Crise de confiance

Les fêtes du travail au Maroc se succèdent et se ressemblent. Les défilés de la classe ouvrière par secteur et par syndicat avec force banderoles et slogans, le discours du ministre de l’Emploi qui met en exergue les efforts accomplis pour améliorer les conditions des travailleurs… Le 1er mai de l’année 2002, qui a été précédé par la reprise du dialogue social, ne dérogera certainement pas à cette règle qui semble immuable.
Certes, le Maroc a gagné la liberté syndicale dans la mesure où chacun peut adhérer à un syndicat. Mais les principales centrales du pays, à quelque exception près, donnent l’impression de tourner en rond en l’absence d’une orientation stratégique à même de leur permettre de remplir leur véritable rôle.
Ce manque de visibilité est dû aussi à la confusion qui entoure l’action syndicale dans la mesure où la plupart des centrales syndicales se comportent et réfléchissent comme des structures partisanes et leurs chefs comme des acteurs politiques. Par exemple, la relation organique entre l’UGTM de Abderrazzak Afilal et le parti de l’Istiqlal participe de cette confusion. Le divorce entre la CDT de Noubir Amaoui d’avec l’USFP aurait pu être positif et même salutaire si ce divorce n’était pas brutal. Au lieu de contribuer à la clarification des rapports , la rupture en question les a au contraire envenimés, le leader syndicaliste étant mû par un désir de vengeance sur fond de règlement de comptes personnels avec ses anciens amis du parti. Une action syndicale efficace ne saurait être dissocié d’un environnement social sain.
Les opérateurs économiques accusent les syndicats de saboter leurs activités par la multiplication des grèves et des occupations d’usine. Les syndicats à leur tour jettent la pierre aux chefs d’entreprises en leur reprochant de procéder à des licenciements massifs des ouvriers et de ne pas répondre au cahier revendicatif. Un climat social tendu dominé par les conflits de travail et les fermetures d’usines. Le gouvernement, quant à lui, est tantôt accusé de pratiquer l’art de la manoeuvre dilatoire et tantôt d’être dépourvu de vision sociale pour régler les différents dossiers en suspens. Résultat : c’est la suspicion qui règne en maître. Comment dans un tel climat délétère attirer des investisseurs étrangers au Maroc? Alors quelle solution pour sortir de l’impasse et de ce dialogue de sourd ? Certains expliquent que les pouvoirs publics doivent investir dans la mise en place d’une nouvelle culture syndicale qui privilégie la véritable négociation entre vrais partenaires. Un travail de longue haleine qui nécessite beaucoup de préalables difficiles à réunir.

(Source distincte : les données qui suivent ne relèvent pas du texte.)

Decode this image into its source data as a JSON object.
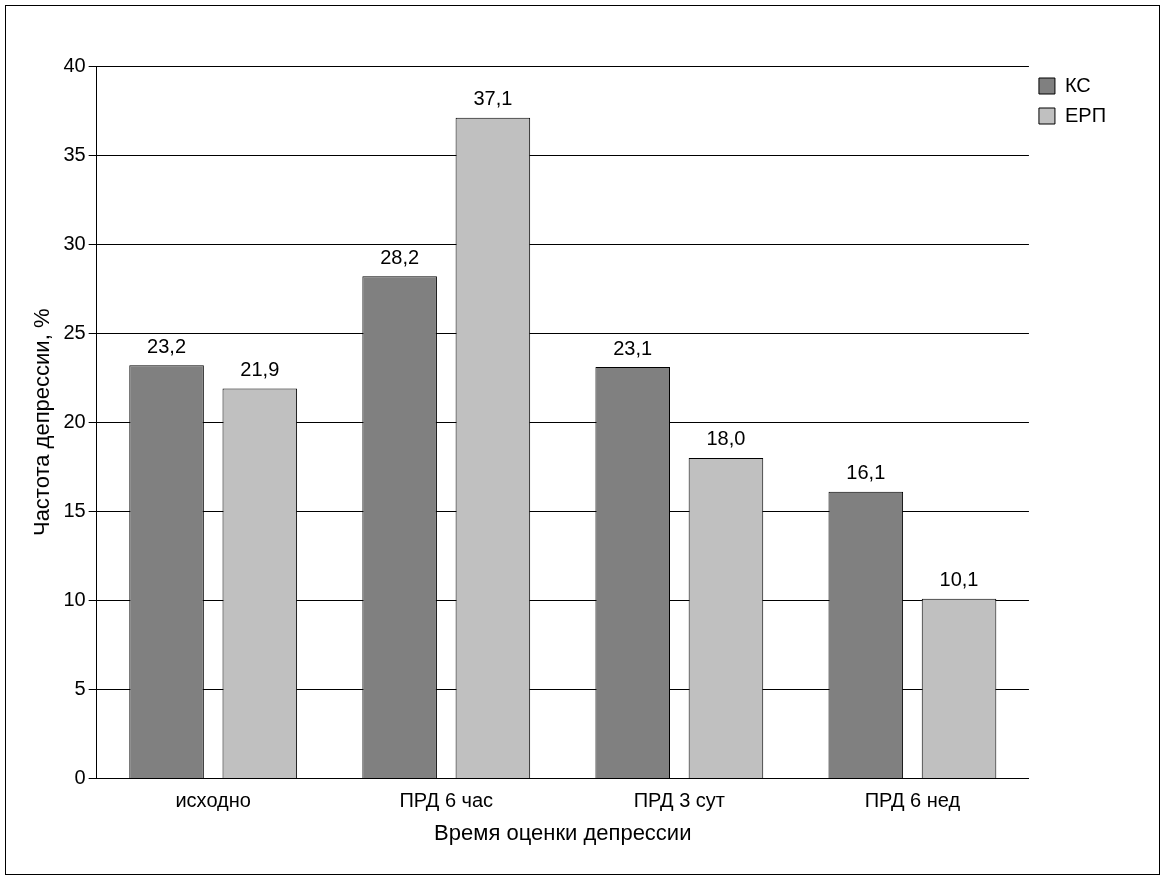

Dans son allocution du lundi 25 septembre 2000 à Jorf Lasfar devant les présidents des Chambres de Commerce et d’Industrie, des Offices et établissements publics et plusieurs opérateurs économiques, S.M le Roi Mohammed VI a tracé la voie à suivre. “De la même manière que Nous avons appelé l’entreprise marocaine à privilégier la dimension sociale pour qu’elle puisse devenir une entreprise citoyenne, Nous invitons le syndicalisme marocain à assimiler la culture d’entreprise dans une optique de syndicat citoyen. Il ne s’agira pas, pour lui, de sacrifier les droits de la classe laborieuse qui bénéficie de Notre Haute sollicitude, de Notre bienveillance et de Notre considération pour son rôle d’avant-garde dans les combats pour l’indépendance et l’édification de l’économie nationale et qui occupe une place de premier ordre dans notre politique sociale, mais de contribuer, avec le sérieux et l’abnégation que nous lui connaissons, au grand Jihad économique, par son combat pacifique vertueux qui place au-dessus de tout autre considération, l’amélioration de la productivité de l’entreprise, sa modernisation et sa mise à niveau pour faire face à la compétitivité, protéger l’emploi digne et en élargir les opportunités au profit des ressources humaines au chômage“.

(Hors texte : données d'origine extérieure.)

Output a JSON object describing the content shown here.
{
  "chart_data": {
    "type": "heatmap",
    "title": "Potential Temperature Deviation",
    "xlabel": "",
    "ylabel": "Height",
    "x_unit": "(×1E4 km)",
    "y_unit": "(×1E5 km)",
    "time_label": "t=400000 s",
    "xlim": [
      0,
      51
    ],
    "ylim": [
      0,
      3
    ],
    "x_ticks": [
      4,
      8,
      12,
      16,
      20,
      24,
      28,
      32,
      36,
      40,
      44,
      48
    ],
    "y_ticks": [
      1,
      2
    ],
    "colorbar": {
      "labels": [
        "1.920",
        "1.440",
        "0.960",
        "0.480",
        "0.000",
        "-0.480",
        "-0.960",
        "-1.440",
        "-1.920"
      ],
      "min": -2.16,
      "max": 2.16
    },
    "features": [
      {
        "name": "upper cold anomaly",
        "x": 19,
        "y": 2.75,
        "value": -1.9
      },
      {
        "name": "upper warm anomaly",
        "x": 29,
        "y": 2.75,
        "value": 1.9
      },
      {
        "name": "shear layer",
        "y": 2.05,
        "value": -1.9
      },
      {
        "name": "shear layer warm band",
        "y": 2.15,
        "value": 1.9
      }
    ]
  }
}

Le chômage ! voilà une autre grande plaie du Maroc, la préoccupation majeure du pays. Comment créer des opportunités d’emplois pour tout le monde, offrir de l’espoir à une partie importante d’une jeunesse désoeuvrée ? La solution est claire : une véritable croissance qui crée la richesse et non pas une classe de riches. C’est la clé de voûte de la modernisation du système économique et social marocain.